昔、ハミングバードは愛でるギターかと思っておりましたが、このところその響き、そして余韻に心動かされております。
かなり以前、打田さんとかステファン・グロスマンとか、南澤さんのしらべシリーズなどをリアルに三日坊主で放り投げてサボってしまい、最近では「難しい事は弾かない!」と開き直ってしまいましたが、すると何故だかハミングバードの魅力が見えてくるようです。

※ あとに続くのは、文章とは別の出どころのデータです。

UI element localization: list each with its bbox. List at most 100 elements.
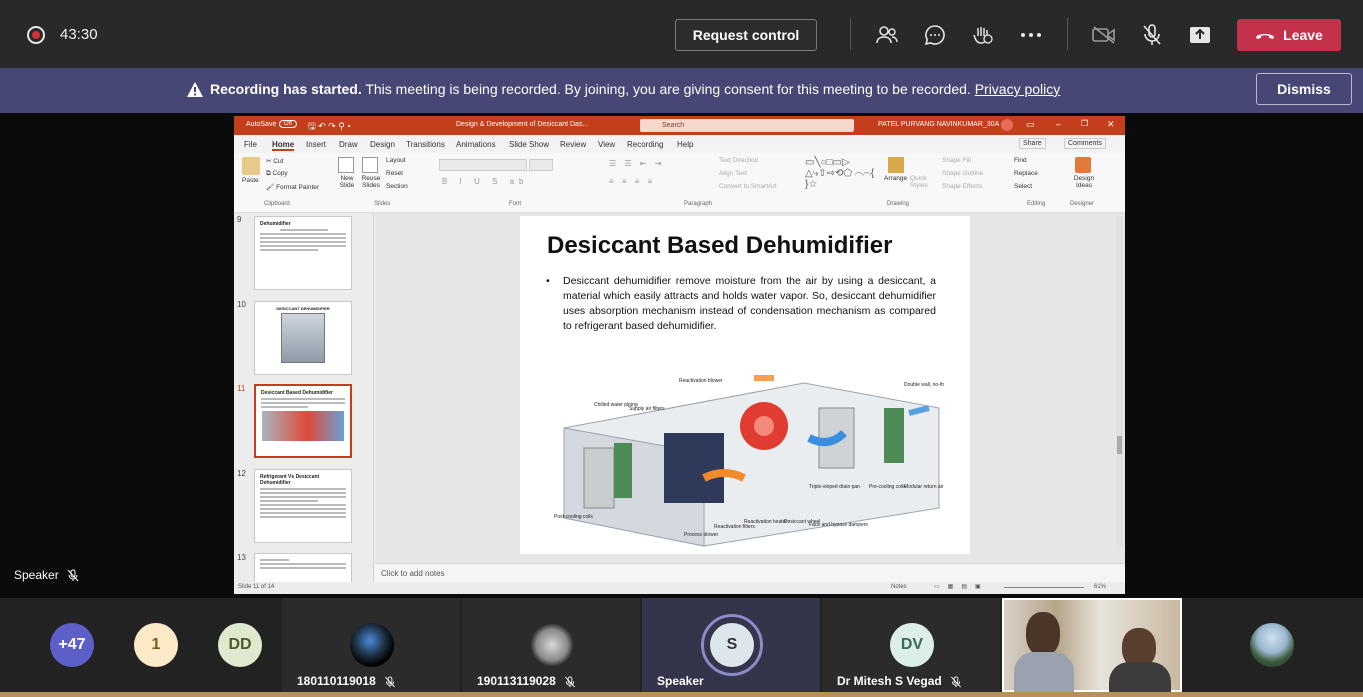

「無理をしない、頑張らない」をモットーにユルく弾くを実践していると、音と音の隙間にアコースティックギターの「色気」を感じる事が多くなる為か、ハミングバードをバーンッと弾いた後の甘く、そして柔らかな響きがジワジワと沁みてきます。
ボディ形状ではハミングバードに近いMartin D-28のドレッドノートでは、ガツンと弾いてもグワッとシッカリした響きが返って剛性感の高さを感じますが、ハミングバードではもう少し砕けた感じで頼りない印象も受けます。
ただ、その上下が丸く中域に寄った余韻が人の声に近のか、ハミングバードの響きは歌声に乗ると言われ弾き手に安心感を与えてくれるのかもしれません。
そこで、このマーフィーラボのハミングバードですが、実際に弾いてみるとこの余韻や響きの倍音感などがスタンダードモデルよりも豊潤で、よりハミングバードの良さを感じることが出来ます。
この微妙な「余韻」の良さは、古くは2000年代半ばのヒストリックコレクションからトゥルービンテージなどへの流れを汲むオリジナルのヴィンテージの造りをリアルに再現した造り、そして近年の拘った機種に用いられるサーマリー・エイジド・トップなどのスペックは勿論、今回は塗装の質がギターの鳴りには重要なのかもしれません。
アコースティックギターでは綺麗な状態を好む方が多いように感じられ、エレキほどエイジドへの需要は高くないかと思いますが、サウンドには良い硬質で極薄なラッカーは塗装クラックが入り易く、ピカピカのグロス仕上げですと管理が難しい為、サウンドを突き詰めるとエイジドというのは一つの選択肢だったと思います。
個人的にはアジャスタブルブリッジ仕様が良かったかな!との思いも有りますが、実際にこの響きを聞いてしまうと、「欲しい!」と思わせる1本です!